Washington State Energy Code Withstands Legal Challenge

Washington State Energy Code Withstands Legal Challenge

A federal district court judge cleared the way this week for Washington state to move forward with a building energy code for new homes that will save property owners money on their energy bills while reducing harmful air pollution from power plants at the same time. The judge ruled that the state of Washington has the right to proceed with a strong new energy code, which boosts energy efficiency, rejecting an industry challenge that the code ran afoul of federal law.

This decision paves the way for other states to move ahead with stronger building energy efficiency codes that can deliver the same benefits to their residents and help build America’s clean energy future. And the decision will discourage any future efforts by industry groups to challenge state energy codes, so that they can’t block similar savings for homeowners nationwide.

In his recent State of the Union address, President Obama celebrated the role of clean energy in helping the United States win the future and announced a bold vision for the federal government in moving forward with clean energy solutions. The president’s commitment to clean energy is inspiring. But the states can also play an important role in winning the clean energy future.

In 2009, following in the tradition of states like California and New York, which have been trailblazers on clean energy solutions, Washington state adopted a new energy efficiency code for residential buildings that required a 15 percent reduction in energy consumption for new homes. But Washington didn’t mandate any particular method for meeting this requirement. Instead, it allowed builders to comply in numerous ways. Some of these options allowed, but did not require, the use of high-efficiency heating and cooling equipment.

The approach of offering builders many options and pathways for meeting building energy efficiency goals is simple common sense. But a Washington state building trade association charged into federal district court last year, challenging the new code as preempted by the federal Energy Policy Conservation Act, the law which establishes national energy efficiency standards for residential and commercial products such as furnaces. This challenge came from an industry playbook that has been tried before: Another trade association challenged a building energy code adopted by the city of Albuquerque, N.M., and succeeded in partially blocking that law.

NRDC was determined not to let that happen again. We rushed into court to defend the Washington building energy code, working closely with the excellent lawyers at Washington State Attorney General Rob McKenna’s office and at Earthjustice’s Washington office, and with state energy and environmental groups. Together, we mounted a full-on defense of the new code, untangling the language, history and intent of the federal law.

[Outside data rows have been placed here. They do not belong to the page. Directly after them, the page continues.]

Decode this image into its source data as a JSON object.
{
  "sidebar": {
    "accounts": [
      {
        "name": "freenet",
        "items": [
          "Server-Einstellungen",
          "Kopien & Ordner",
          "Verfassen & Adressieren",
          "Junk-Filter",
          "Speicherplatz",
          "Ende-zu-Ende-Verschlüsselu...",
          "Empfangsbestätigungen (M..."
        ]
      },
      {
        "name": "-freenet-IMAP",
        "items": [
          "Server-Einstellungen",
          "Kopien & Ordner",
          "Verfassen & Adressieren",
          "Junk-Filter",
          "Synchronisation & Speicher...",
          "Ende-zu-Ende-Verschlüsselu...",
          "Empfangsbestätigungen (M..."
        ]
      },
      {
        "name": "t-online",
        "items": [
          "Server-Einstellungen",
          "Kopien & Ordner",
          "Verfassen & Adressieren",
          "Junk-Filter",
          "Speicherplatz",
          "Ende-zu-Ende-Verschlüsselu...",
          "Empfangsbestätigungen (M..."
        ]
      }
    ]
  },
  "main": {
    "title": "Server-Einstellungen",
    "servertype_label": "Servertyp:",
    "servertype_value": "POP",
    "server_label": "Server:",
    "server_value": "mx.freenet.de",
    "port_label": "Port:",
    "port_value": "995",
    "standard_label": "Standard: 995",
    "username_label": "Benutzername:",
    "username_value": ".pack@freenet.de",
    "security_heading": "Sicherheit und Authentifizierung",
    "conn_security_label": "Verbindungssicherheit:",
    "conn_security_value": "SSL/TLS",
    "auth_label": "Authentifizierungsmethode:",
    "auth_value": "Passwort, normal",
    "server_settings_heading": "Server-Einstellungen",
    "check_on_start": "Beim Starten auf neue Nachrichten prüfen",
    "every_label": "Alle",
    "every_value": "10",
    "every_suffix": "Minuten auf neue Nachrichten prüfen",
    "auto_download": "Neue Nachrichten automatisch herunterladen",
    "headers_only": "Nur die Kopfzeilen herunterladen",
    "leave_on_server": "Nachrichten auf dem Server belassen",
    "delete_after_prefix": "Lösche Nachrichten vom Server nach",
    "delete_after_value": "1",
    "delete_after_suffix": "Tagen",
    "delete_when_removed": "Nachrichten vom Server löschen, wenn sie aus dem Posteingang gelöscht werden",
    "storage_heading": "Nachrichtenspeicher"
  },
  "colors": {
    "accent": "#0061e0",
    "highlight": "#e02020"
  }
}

We explained that federal law actually encourages states to adopt more efficient building codes and that Congress explicitly allows states to adopt energy codes that include compliance pathways with the option of using high efficiency equipment, as long as these options are not required and there are other options that don’t involve use of this equipment. Through evidence provided by nationally recognized building energy experts and Washington builders who understand that energy efficiency increases the value of homes, we argued that the state code is consistent with federal law.   

The judge ruled in our favor on Monday (February 7).  He threw out the trade association’s challenge on all counts, finding that the Washington building energy code met the requirements of the federal law. In legalese, the court found that the trade association had failed to show either “that the Washington Code requires use of products with higher efficiency than mandated by federal standards as the only way to comply with the Code" or that the code " 'functionally’ or ‘effectively’ requires use of products that exceed federal efficiency standards.' " And in plain language, that’s good news for Washington homeowners’ pockets and for all state residents who like breathing cleaner air.

Moving forward, NRDC is committed to continuing to assist and support states and municipalities who want to use their local power to adopt and implement strong energy efficiency codes. Under the 2008 American Recovery and Reinvestment Act, each state that accepted federal stimulus funds has pledged to adopt a stronger building energy code. http://switchboard.nrdc.org/blogs/lburt/is_your_governor_keeping_hishe.html     

Thanks to Monday’s decision, every state that follows through on this commitment should know that the law is on their side if they push for buildings to be more efficient. NRDC and our allies will stand by the states in their efforts to cut energy costs, curb pollution and build America’s clean energy future.